The fight to save the venerable A-10 Thunderbolt II continues.
Rep. Ron Barber, D-Ariz., has signed a letter along with 32 other members of Congress imploring Secretary of Defense Chuck Hagel to preserve the A-10 program, which has a large presence at Davis-Monthan Air Force Base.
“We oppose any effort that would divest the A-10, creating a CAS (close air support) capability gap that would reduce Air Force combat power and unnecessarily endanger our service members in future conflicts,” the letter reads.
The letter was written in an effort to head off any threat from impending federal budget cuts in the coming fiscal year, which almost certainly will include defense-spending reductions.
“We do not want to see it divested,” Barber said of the A-10 on Wednesday. “We’ve invested a lot of money to keep it flying.”
The Department of Defense recently spent more than $1.1 billion to replace wings on more than 200 A-10s, extending the life of the planes more than 20 years.
The congressman said eliminating the A-10 program would not only represent waste but could severely hinder D-M’s economic impact to the region, which he described as vital.
Davis-Monthan is home to three squadrons of A-10s, about 75 aircraft, which makes up an import segment of airbase operations. It’s also the training center for A-10 pilots.
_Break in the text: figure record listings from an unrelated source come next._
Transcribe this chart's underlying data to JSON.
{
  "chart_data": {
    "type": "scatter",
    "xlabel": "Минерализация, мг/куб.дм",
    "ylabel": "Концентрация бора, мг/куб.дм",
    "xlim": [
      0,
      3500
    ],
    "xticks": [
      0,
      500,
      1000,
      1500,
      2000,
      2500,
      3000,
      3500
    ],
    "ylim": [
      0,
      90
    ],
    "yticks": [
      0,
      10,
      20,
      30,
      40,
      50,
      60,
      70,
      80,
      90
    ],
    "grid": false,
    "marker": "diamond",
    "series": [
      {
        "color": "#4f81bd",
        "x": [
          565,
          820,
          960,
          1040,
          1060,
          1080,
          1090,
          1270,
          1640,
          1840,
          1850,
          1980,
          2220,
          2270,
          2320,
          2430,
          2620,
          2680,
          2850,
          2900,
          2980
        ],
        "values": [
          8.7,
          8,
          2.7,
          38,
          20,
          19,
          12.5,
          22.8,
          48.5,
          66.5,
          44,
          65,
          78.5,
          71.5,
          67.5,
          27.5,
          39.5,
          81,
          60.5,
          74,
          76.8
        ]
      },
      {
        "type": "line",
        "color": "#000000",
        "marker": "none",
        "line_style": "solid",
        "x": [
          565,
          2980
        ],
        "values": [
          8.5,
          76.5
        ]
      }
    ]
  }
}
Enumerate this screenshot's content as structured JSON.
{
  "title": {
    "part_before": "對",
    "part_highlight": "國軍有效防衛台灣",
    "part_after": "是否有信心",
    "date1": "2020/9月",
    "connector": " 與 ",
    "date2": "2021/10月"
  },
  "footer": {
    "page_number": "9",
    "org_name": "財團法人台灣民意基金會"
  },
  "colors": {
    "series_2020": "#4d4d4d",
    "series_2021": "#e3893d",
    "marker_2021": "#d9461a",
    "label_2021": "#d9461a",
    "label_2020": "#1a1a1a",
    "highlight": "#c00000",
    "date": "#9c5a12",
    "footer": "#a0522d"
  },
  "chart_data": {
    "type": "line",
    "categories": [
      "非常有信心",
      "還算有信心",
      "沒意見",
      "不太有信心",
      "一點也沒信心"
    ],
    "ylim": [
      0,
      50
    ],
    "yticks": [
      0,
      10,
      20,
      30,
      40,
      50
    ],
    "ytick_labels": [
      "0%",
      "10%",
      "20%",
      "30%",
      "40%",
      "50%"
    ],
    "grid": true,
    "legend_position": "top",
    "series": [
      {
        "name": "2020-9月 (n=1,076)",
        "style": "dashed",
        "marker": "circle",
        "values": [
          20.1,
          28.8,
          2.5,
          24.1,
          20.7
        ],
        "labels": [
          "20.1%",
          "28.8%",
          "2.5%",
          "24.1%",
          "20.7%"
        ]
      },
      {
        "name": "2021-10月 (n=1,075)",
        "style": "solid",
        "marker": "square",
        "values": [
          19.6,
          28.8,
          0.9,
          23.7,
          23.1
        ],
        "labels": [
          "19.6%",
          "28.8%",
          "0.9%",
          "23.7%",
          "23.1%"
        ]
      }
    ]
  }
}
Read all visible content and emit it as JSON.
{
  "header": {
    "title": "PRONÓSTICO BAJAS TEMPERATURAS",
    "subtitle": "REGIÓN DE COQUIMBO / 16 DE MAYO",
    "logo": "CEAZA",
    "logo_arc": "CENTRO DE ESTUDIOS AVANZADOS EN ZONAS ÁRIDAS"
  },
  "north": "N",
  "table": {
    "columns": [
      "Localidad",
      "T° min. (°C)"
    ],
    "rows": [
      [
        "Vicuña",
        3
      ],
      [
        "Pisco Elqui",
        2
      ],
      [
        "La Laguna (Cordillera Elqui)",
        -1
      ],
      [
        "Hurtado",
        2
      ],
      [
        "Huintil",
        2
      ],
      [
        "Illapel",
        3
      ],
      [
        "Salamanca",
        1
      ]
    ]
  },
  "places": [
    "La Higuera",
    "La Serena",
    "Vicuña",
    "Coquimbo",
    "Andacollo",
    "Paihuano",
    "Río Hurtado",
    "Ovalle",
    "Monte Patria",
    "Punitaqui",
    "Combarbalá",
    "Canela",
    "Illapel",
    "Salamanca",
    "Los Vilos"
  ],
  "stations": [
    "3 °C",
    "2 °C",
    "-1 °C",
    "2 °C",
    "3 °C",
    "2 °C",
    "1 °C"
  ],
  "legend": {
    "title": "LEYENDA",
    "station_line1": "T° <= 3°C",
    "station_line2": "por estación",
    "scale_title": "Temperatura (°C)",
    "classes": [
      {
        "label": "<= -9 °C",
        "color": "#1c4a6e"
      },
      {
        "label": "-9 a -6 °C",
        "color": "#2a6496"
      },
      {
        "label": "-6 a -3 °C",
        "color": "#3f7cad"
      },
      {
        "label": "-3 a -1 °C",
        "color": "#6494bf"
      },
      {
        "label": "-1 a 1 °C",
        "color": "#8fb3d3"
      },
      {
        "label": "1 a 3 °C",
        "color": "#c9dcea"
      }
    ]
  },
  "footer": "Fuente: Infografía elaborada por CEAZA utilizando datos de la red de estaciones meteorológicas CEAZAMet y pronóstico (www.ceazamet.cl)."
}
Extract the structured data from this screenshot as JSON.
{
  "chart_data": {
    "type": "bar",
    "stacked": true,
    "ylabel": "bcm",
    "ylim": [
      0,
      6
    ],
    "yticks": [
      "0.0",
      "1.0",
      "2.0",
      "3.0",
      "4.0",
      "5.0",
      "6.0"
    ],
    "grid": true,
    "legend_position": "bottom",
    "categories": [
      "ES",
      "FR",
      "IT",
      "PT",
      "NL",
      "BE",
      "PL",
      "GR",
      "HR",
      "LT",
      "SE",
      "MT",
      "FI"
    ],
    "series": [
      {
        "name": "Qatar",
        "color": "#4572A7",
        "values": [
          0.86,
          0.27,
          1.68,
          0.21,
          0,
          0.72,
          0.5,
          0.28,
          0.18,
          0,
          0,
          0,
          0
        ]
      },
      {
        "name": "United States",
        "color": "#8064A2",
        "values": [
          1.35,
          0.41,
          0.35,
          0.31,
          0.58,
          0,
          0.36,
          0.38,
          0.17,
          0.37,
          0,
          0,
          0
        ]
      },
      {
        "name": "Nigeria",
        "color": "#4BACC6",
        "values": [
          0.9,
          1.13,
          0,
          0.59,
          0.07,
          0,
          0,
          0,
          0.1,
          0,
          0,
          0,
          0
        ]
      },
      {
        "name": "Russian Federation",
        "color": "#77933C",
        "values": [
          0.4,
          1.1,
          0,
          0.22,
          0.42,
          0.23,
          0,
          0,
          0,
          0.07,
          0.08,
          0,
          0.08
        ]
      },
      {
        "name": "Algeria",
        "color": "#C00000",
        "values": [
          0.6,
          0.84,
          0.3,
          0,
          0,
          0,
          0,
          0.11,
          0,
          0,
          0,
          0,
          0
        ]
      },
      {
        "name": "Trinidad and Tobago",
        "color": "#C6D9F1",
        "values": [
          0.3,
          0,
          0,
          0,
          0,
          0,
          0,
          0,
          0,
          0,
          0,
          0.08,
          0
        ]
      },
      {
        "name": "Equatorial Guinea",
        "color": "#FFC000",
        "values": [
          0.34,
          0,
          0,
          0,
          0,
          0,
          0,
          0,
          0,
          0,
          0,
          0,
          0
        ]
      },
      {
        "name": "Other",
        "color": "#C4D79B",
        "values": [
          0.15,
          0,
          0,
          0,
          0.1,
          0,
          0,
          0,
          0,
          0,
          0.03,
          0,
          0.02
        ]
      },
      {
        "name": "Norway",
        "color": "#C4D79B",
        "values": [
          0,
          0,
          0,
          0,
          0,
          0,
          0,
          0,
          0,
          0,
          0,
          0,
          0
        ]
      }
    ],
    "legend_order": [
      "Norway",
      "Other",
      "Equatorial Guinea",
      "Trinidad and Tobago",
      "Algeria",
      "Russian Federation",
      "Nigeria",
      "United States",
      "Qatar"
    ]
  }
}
An Air Force analysis from 2012 estimates the base employed up to 2,000 airmen, 3,300 civilian workers, helped support more than 4,600 jobs in the region and pumped more than $1.6 billion into the regional economy.
Barber said the never-ending fight over the federal budget lies at the heart of the A-10 debate.
“Sequestration is continuing as we speak,” he said.
The automatic budget cuts scheduled to occur without some accord among leaders on Capitol Hill would eliminate $20 billion in defense spending in fiscal 2014.
One way to reach those cuts would be to essentially mothball the A-10, a jet that first took flight in 1972.
“It’s a huge problem, and the American people need to be aware of it,” Barber said.
Republican Martha McSally, who intends to run against Barber in 2014, said it seems the congressman has only now realized the threat of impending elimination of the A-10 program.
“He’s finally woken up after being asleep at the wheel,” McSally said, pointing to statements he made to the Arizona Daily Star in September downplaying short-term risks to the A-10 program.
McSally said it would be naïve to think the Pentagon wouldn’t eliminate the planes even after spending more than $1 billion to refurbish them.
She did agree, however, that the A-10 “provides a unique capability that no other airplane does,” and should be preserved.
McSally flew A-10s for the Air Force and commanded a squadron at D-M.
The A-10 has long been revered for its durability and years of successful ground-support service, but its future has been the subject of speculation for several years.
The Defense Department has sought to replace the A-10 — nicknamed the “Warthog” because of the 30 mm Gatling-style cannon protruding from its nose — with the ultrahigh-tech F-35, which has been in design phases for years.
Despite few of the planes making it off the assembly line, numerous performance issues and ever-increasing costs — as much as $150 million per unit, by some estimates — the F-35’s clout could prove difficult to overcome.
That is in part the result of the wide net of government contracts the development of the F-35 has cast, affecting more than 1,300 producers in 45 states, supporting jobs in potentially hundreds of congressional districts.
Added to that, communities across the country have lined up to become the home of the vaunted fighter once production of the jet takes off starting in about 2017.
Barber said Tucson, too, should make a play for the F-35. But we shouldn’t expect it to replace the A-10.
“The F-35, to be clear, does not have the same capabilities as the A-10,” he said.
McSally also said the region should make a play for the advanced fighter in the long term but it should not be considered a replacement for the A-10 anytime in the near future.
“We’ve got to advocate for the A-10 and the F-35,” she said.